Q2. Then what can be a solution to Korea’s gender-based hatred?
A2. What gender-based hatred communities are doing now is responding in the same manner because doing so brings attention. Many people will think about enacting a hatred-regulating law. Enacting a law, however, cannot be the best solution to end the hatred because I think a law should be constructed after conducting a concrete discussion on this problem. Unless a law is implemented after analyzing the fundamental cause of this problem, the law will only be a temporary solution and will deter the public from making a social consensus on this problem. Thus, I think understanding the core reason for hatred is the solution.
Q3. Do you think the self-purification process will occur?
A3. Self- purification of gender-based hatred is a voluntary effort to change the debates into a productive discussion. I think self-purification can only occur when people view this situation from the standpoint of a third party. Realistically, self-purification cannot occur in the near future.
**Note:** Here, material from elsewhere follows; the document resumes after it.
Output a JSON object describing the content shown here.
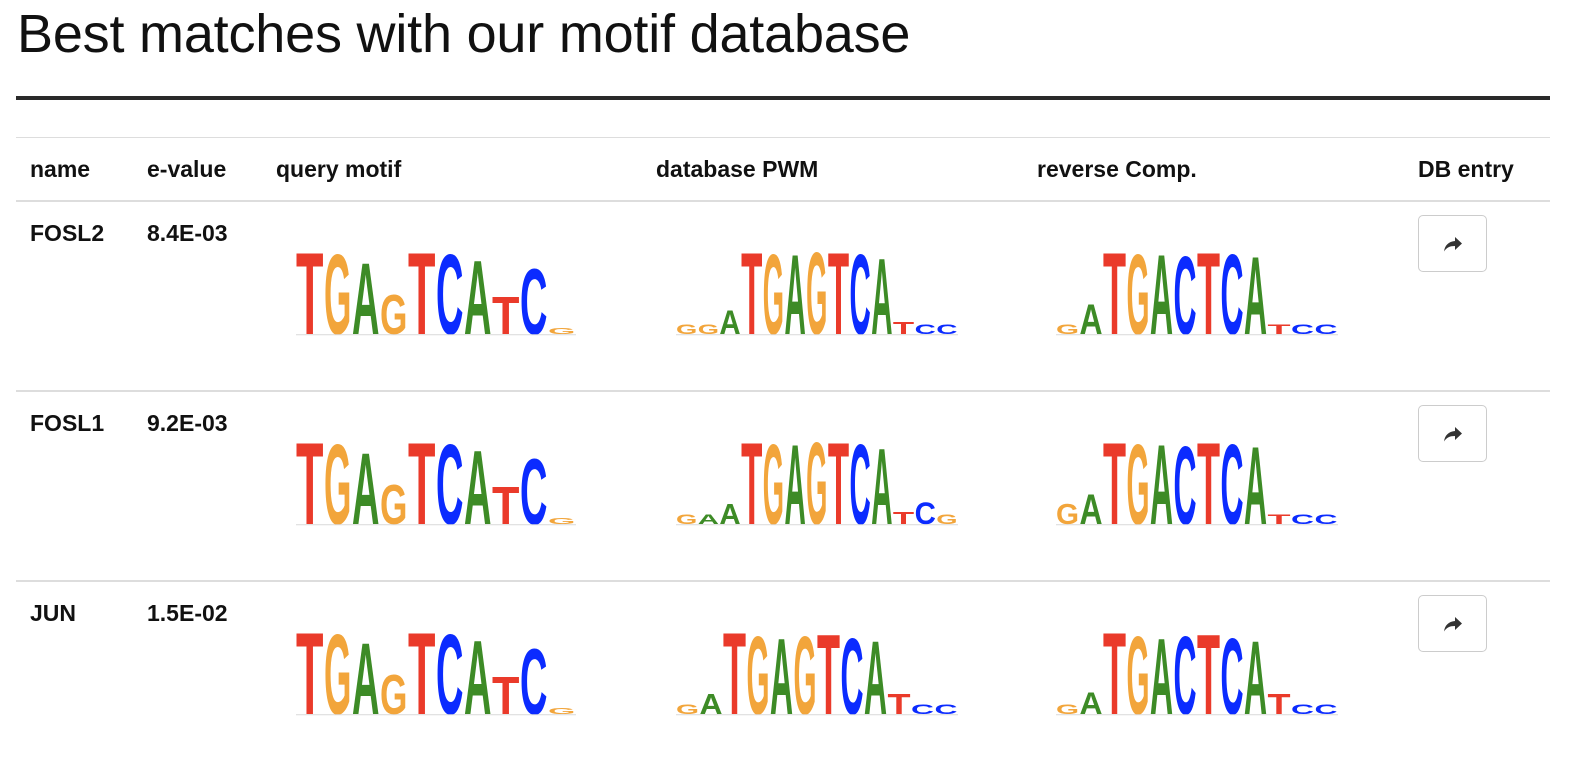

Therefore, people should participate in debates to change the ways of discussion into more productive manners. If people spend a long time making this discussion of hatred rationally, then we can expect self- purification.

The hatred of the opposite gender might be an outlet for young people’s anger toward Korean society. The anger, however, might not be directly related to the opposite gender in this country. Instead, the hatred might be exploding complaints about Korean society. Therefore, we should examine the underlying cause and find out some ways to deal with them. People should also make efforts to divert the offensive remarks by choosing more productive means of discussion. Although it will a take long time to reach the self-purification process, people should keep paying attention to the deeply rooted problem and respond in reasonable ways.